Section 404 Permit Background
Under the CWA, the Corps has primary authority to issue Section 404 permits to allow dredge and fill material to be placed in waters of the U.S. at specified disposal sites. For example, a developer or a design-build company that wishes to build on a site that includes areas designated as jurisdictional wetlands, must first obtain a CWA Section 404 permit to fill those wetlands with dirt or other material. The penalties for violating this provision are high: up to $37,500 a day in civil penalties for unauthorized discharges. All parties associated with construction projects that impact (discharge dredge or fill into) U.S. waters could be held liable for filling in wetlands subject to federal jurisdiction without first obtaining a Section 404 permit from the Corps.

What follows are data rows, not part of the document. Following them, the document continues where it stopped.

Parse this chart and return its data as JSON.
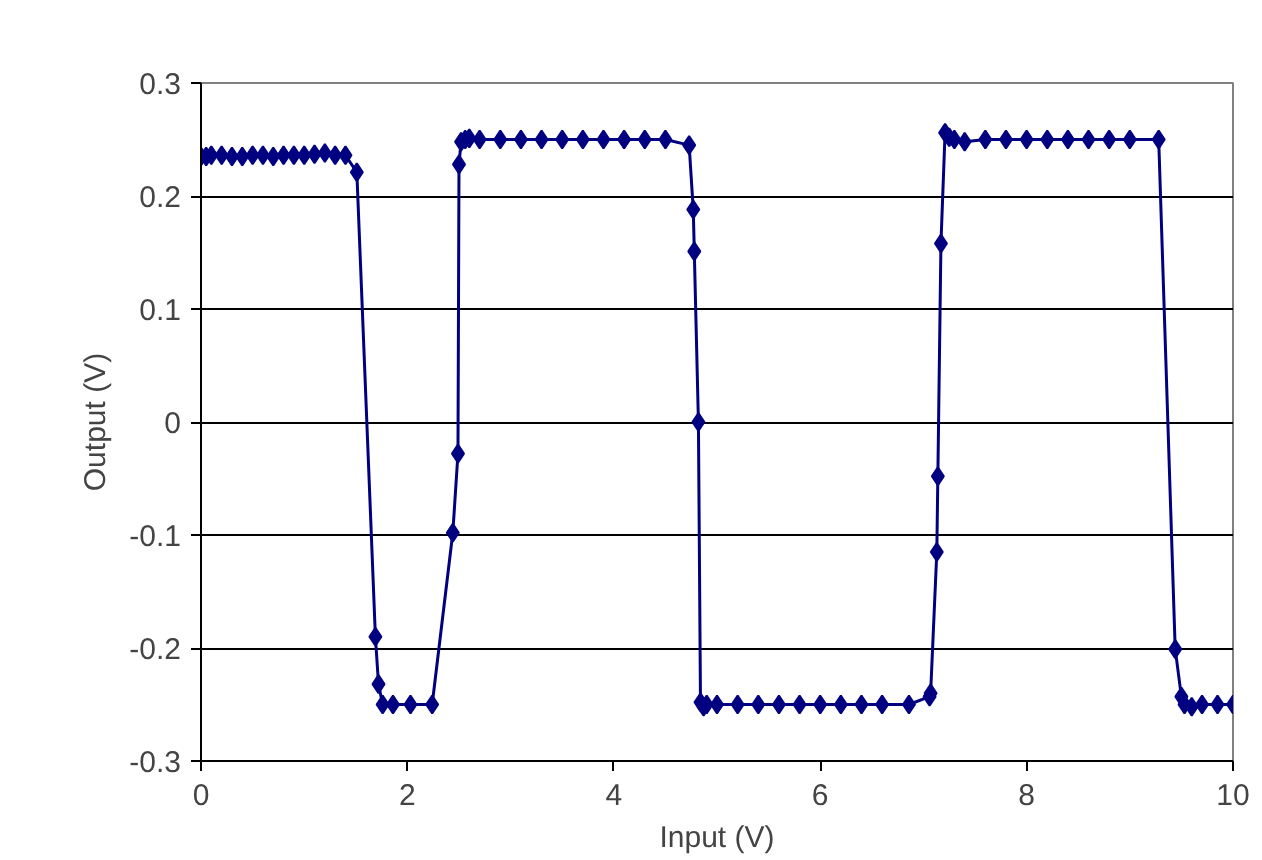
{
  "chart_data": {
    "type": "line",
    "xlabel": "Input (V)",
    "ylabel": "Output (V)",
    "xlim": [
      0,
      10
    ],
    "ylim": [
      -0.3,
      0.3
    ],
    "xticks": [
      0,
      2,
      4,
      6,
      8,
      10
    ],
    "yticks": [
      -0.3,
      -0.2,
      -0.1,
      0,
      0.1,
      0.2,
      0.3
    ],
    "grid": "y",
    "marker": "diamond",
    "line_style": "solid",
    "series": [
      {
        "color": "#000080",
        "x": [
          0,
          0.05,
          0.1,
          0.2,
          0.3,
          0.4,
          0.5,
          0.6,
          0.7,
          0.8,
          0.9,
          1.0,
          1.1,
          1.2,
          1.3,
          1.4,
          1.51,
          1.69,
          1.72,
          1.76,
          1.86,
          2.03,
          2.24,
          2.44,
          2.49,
          2.5,
          2.52,
          2.56,
          2.6,
          2.7,
          2.9,
          3.1,
          3.3,
          3.5,
          3.7,
          3.9,
          4.1,
          4.3,
          4.5,
          4.73,
          4.77,
          4.78,
          4.82,
          4.84,
          4.87,
          4.9,
          5.0,
          5.2,
          5.4,
          5.6,
          5.8,
          6.0,
          6.2,
          6.4,
          6.6,
          6.86,
          7.06,
          7.07,
          7.13,
          7.14,
          7.17,
          7.21,
          7.25,
          7.3,
          7.4,
          7.6,
          7.8,
          8.0,
          8.2,
          8.4,
          8.6,
          8.8,
          9.0,
          9.28,
          9.44,
          9.5,
          9.53,
          9.6,
          9.7,
          9.85,
          10.0
        ],
        "values": [
          0.235,
          0.235,
          0.236,
          0.236,
          0.235,
          0.235,
          0.236,
          0.236,
          0.235,
          0.236,
          0.236,
          0.236,
          0.237,
          0.238,
          0.236,
          0.236,
          0.221,
          -0.19,
          -0.232,
          -0.25,
          -0.25,
          -0.25,
          -0.25,
          -0.098,
          -0.028,
          0.228,
          0.248,
          0.25,
          0.251,
          0.25,
          0.25,
          0.25,
          0.25,
          0.25,
          0.25,
          0.25,
          0.25,
          0.25,
          0.25,
          0.245,
          0.188,
          0.151,
          0,
          -0.248,
          -0.252,
          -0.25,
          -0.25,
          -0.25,
          -0.25,
          -0.25,
          -0.25,
          -0.25,
          -0.25,
          -0.25,
          -0.25,
          -0.25,
          -0.243,
          -0.24,
          -0.115,
          -0.048,
          0.158,
          0.256,
          0.252,
          0.25,
          0.248,
          0.25,
          0.25,
          0.25,
          0.25,
          0.25,
          0.25,
          0.25,
          0.25,
          0.25,
          -0.201,
          -0.243,
          -0.25,
          -0.252,
          -0.25,
          -0.25,
          -0.25
        ]
      }
    ]
  }
}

However, CWA Section 404(c) of the Act gives EPA a lead role in determining environmental impacts from proposed Section 404 activities. As stated above, Section 404(c) authorizes EPA to “prohibit the specification (including the withdrawal of specification) of any defined area as a disposal site, and . . . to deny or restrict the use of any defined area for specification (including the withdrawal of specification) as a disposal site whenever [it] determines” that the discharge will have an “unacceptable adverse effect” on identified environmental resources. This power has become known as the 404(c) “veto” authority because it operates to prevent the Corps from issuing a permit to fill within certain areas prohibited by EPA.

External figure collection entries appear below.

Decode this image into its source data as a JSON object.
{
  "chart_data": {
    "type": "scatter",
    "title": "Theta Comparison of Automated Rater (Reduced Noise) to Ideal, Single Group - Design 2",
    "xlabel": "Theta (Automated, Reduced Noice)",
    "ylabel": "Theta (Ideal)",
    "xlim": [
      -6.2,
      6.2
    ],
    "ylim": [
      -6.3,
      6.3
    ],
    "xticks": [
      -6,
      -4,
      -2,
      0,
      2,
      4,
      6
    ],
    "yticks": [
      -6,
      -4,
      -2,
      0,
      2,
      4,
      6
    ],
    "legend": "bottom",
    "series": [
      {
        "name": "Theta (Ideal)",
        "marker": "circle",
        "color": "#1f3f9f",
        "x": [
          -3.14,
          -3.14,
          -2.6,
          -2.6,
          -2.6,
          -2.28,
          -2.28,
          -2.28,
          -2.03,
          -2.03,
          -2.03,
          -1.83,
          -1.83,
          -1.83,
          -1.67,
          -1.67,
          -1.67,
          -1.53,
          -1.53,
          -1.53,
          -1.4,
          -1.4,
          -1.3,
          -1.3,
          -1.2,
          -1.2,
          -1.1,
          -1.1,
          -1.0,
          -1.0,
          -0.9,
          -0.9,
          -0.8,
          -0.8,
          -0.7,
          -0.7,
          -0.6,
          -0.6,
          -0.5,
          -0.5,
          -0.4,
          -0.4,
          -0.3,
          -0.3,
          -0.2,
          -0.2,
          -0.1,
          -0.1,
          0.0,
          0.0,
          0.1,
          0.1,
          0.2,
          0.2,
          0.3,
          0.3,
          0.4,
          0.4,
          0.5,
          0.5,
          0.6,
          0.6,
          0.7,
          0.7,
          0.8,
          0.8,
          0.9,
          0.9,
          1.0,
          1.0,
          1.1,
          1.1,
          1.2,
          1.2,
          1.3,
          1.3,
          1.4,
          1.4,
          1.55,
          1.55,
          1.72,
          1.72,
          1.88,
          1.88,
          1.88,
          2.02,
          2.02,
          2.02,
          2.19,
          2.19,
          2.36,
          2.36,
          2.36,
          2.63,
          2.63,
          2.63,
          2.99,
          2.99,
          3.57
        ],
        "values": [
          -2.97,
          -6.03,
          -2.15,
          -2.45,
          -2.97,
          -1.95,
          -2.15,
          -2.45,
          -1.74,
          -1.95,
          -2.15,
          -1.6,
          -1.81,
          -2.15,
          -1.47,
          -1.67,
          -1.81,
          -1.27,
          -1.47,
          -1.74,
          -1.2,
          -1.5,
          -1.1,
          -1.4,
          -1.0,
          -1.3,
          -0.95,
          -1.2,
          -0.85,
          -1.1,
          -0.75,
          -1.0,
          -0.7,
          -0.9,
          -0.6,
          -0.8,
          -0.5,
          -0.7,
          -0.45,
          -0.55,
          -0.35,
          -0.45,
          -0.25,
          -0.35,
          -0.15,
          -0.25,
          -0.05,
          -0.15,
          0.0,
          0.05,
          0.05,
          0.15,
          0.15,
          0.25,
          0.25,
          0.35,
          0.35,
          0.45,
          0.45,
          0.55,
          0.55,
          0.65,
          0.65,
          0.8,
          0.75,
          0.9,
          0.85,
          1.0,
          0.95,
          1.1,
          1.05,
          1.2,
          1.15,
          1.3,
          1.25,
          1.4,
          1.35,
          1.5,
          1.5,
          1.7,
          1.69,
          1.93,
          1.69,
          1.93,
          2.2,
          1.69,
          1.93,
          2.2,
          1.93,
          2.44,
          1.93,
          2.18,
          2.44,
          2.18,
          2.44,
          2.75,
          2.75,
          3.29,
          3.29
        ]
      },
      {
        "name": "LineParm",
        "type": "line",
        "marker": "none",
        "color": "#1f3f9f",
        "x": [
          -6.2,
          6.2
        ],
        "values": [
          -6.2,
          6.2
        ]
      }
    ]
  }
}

Unacceptable Adverse Effects
EPA has adopted regulations setting forth the process for implementing Section 404(c). See 40 CFR Part 231.1 et seq. EPA’s regulations define “unacceptable adverse effect” as an “impact on an aquatic or wetland ecosystem which is likely to result in significant degradation of municipal water supplies (including surface or ground water) or significant loss of or damage to fisheries, shellfishing, or wildlife habitat or recreation areas.” 40 CFR Part 231.2(e). In the preamble to these regulations, EPA stated that “[t]he term ‘unacceptable’ in [its] view refers to the significance of the adverse effect—e.g., is it a large impact and is it one that the aquatic and wetland ecosystem cannot afford.”
EPA’s regulations also state that in “evaluating the unacceptability of such impacts, consideration should be given to the relevant portions of the Section 404(b)(1) guidelines (40 CFR Part 230).” (The Guidelines are the substantive criteria the Corps uses in determining a project’s environmental impacts on aquatic resources from discharges of dredged or fill material.) EPA has used this language to authorize vetoes based on the availability of practicable alternatives, an interpretation upheld by the courts (e.g., alternatives that would be less damaging to the wildlife habitat).